The complaint and Order for Proceedings keyed on alleged FCPA violations by Con-way and its subsidiary stemming from payments made by Philippine-based Emery Transnational to Philippine customs officials and to officials of numerous majority foreign state-owned airlines to obtain and retain business. Con-way and its subsidiary received a yearly 55% dividend from Emery and required that Emery report its net profits. The action was settled with a cease and desist order and the payment of a $300,000 civil penalty.
In Whistler Investments, Inc. v. The Depository Trust and Clearing Corporation, Case No. 06-16088 (9th Cir. Aug. 22, 2008), the court rejected damage claims against three clearing agencies based on their policies related to short sales. The suit claimed that Whistler’s stock had been artificially depressed as a result of those policies. The court rejected the claims as preempted as discussed here.
The D.C. Circuit upheld a grant of summary judgment in favor of the Public Company Accounting Oversight Board, created under the Sarbanes Oxley Act (discussed here). The district court granted summary judgment in favor of the Board, rejecting a constitutional challenge to the board based on the constitutional appointment power of the president and separation of powers discussed here. Free Enterprise Fund and Beckstead and Watts, LLP v. Public Company Accounting Oversight Board, No. 07-527 (D.C. Cir. Aug. 22, 2008).

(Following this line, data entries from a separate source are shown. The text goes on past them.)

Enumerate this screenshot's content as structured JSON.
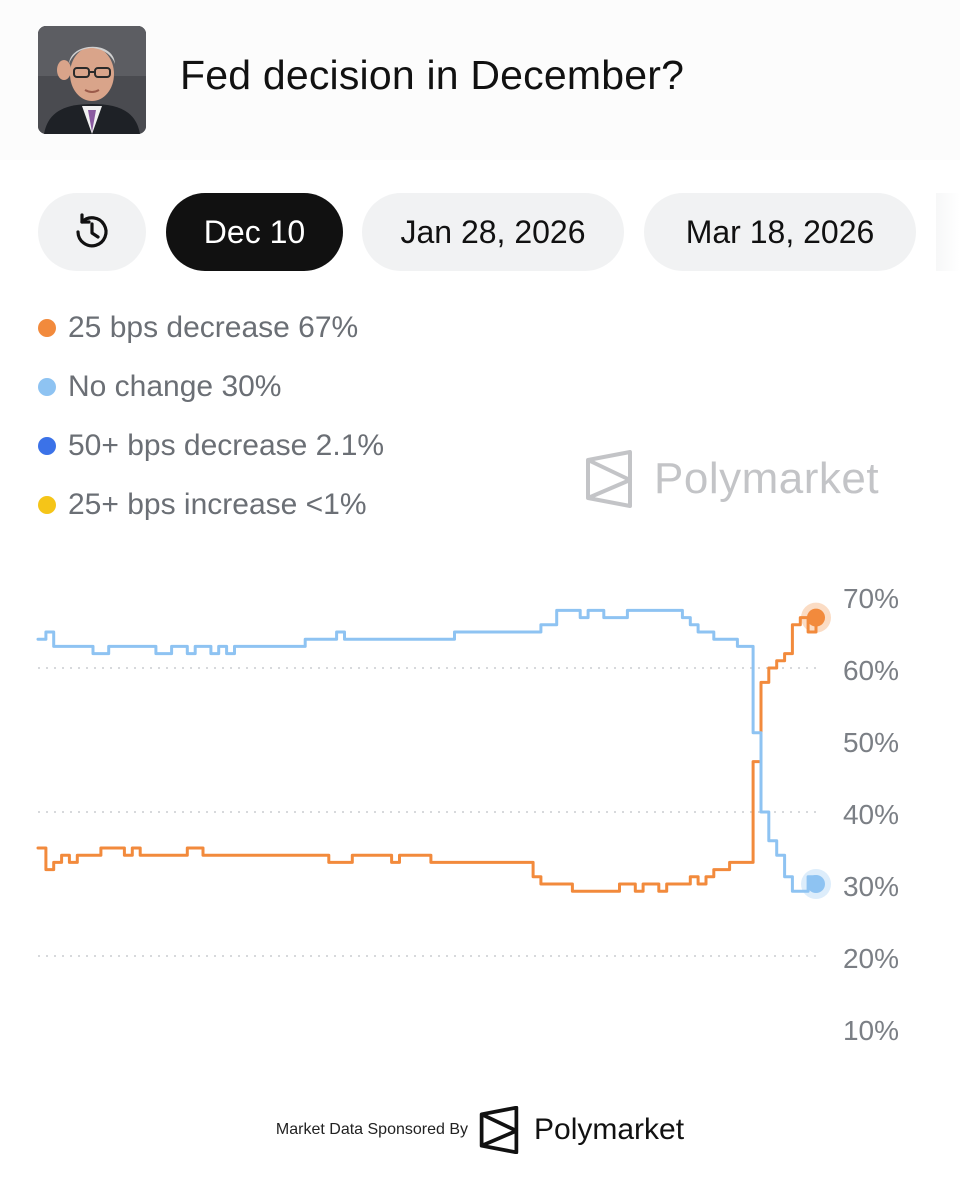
{
  "header": {
    "title": "Fed decision in December?",
    "avatar_icon": "person-portrait-icon"
  },
  "tabs": [
    {
      "label": "Dec 10",
      "active": true
    },
    {
      "label": "Jan 28, 2026",
      "active": false
    },
    {
      "label": "Mar 18, 2026",
      "active": false
    }
  ],
  "history_button_icon": "history-clock-icon",
  "legend": [
    {
      "label": "25 bps decrease 67%",
      "color": "#f28a3c"
    },
    {
      "label": "No change 30%",
      "color": "#8ec3f2"
    },
    {
      "label": "50+ bps decrease 2.1%",
      "color": "#3b72e8"
    },
    {
      "label": "25+ bps increase <1%",
      "color": "#f5c518"
    }
  ],
  "watermark": {
    "brand": "Polymarket",
    "icon": "polymarket-logo-icon"
  },
  "footer": {
    "label": "Market Data Sponsored By",
    "brand": "Polymarket",
    "icon": "polymarket-logo-icon"
  },
  "chart_data": {
    "type": "line",
    "y_ticks": [
      "70%",
      "60%",
      "50%",
      "40%",
      "30%",
      "20%",
      "10%"
    ],
    "ylim": [
      10,
      70
    ],
    "grid": "dotted",
    "x_count": 100,
    "series": [
      {
        "name": "25 bps decrease",
        "color": "#f28a3c",
        "values": [
          35,
          32,
          33,
          34,
          33,
          34,
          34,
          34,
          35,
          35,
          35,
          34,
          35,
          34,
          34,
          34,
          34,
          34,
          34,
          35,
          35,
          34,
          34,
          34,
          34,
          34,
          34,
          34,
          34,
          34,
          34,
          34,
          34,
          34,
          34,
          34,
          34,
          33,
          33,
          33,
          34,
          34,
          34,
          34,
          34,
          33,
          34,
          34,
          34,
          34,
          33,
          33,
          33,
          33,
          33,
          33,
          33,
          33,
          33,
          33,
          33,
          33,
          33,
          31,
          30,
          30,
          30,
          30,
          29,
          29,
          29,
          29,
          29,
          29,
          30,
          30,
          29,
          30,
          30,
          29,
          30,
          30,
          30,
          31,
          30,
          31,
          32,
          32,
          33,
          33,
          33,
          47,
          58,
          60,
          61,
          62,
          66,
          67,
          65,
          67
        ]
      },
      {
        "name": "No change",
        "color": "#8ec3f2",
        "values": [
          64,
          65,
          63,
          63,
          63,
          63,
          63,
          62,
          62,
          63,
          63,
          63,
          63,
          63,
          63,
          62,
          62,
          63,
          63,
          62,
          63,
          63,
          62,
          63,
          62,
          63,
          63,
          63,
          63,
          63,
          63,
          63,
          63,
          63,
          64,
          64,
          64,
          64,
          65,
          64,
          64,
          64,
          64,
          64,
          64,
          64,
          64,
          64,
          64,
          64,
          64,
          64,
          64,
          65,
          65,
          65,
          65,
          65,
          65,
          65,
          65,
          65,
          65,
          65,
          66,
          66,
          68,
          68,
          68,
          67,
          68,
          68,
          67,
          67,
          67,
          68,
          68,
          68,
          68,
          68,
          68,
          68,
          67,
          66,
          65,
          65,
          64,
          64,
          64,
          63,
          63,
          51,
          40,
          36,
          34,
          31,
          29,
          29,
          31,
          30
        ]
      }
    ]
  }
}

The multi-state ARS Task Force and New York Attorney General Andrew Cuomo announced three new settlements in the auction rate securities market probes this week. The agreements are with Merrill Lynch, Goldman Sachs and Deutsche Bank. The terms of the three settlements, discussed here, are similar to those of earlier settlements. Essentially, they focus on the repayment of retail investors in the near term while creating liquidity over the longer term for institutional investors and the payment of civil penalties to the states. The SEC also announced a tentative settlement with Merrill.
The SEC concluded its long running financial fraud action involving the Fleming Companies with settlements against three former company executives this week. SEC v. Shapiro, Civil Action No. 4:05-CV-0364 (E.D. Tex. Filed Sept. 15, 2005); See also Release No. 18884 (Sept. 14, 2004) (listing other actions). The initial complaint claimed that the company, its executives and certain vendors engaged in a scheme which improperly accounted for a number of transactions to sustain an illusion of growth and meet Wall Street expectations as discussed here. The three settling executives consented to the entry of permanent injunctions and the payment of civil penalties.
Mutual assistance agreement
The SEC announced another mutual recognition agreement this week. The agreement is with the Australian Minister for Superannuation and Corporate Law and the Australian Securities and Investments Commission. A key facet of the arrangement is an Enhanced Enforcement Memorandum of Understanding and a new Supervisory MOU to aid enforcement as discussed here.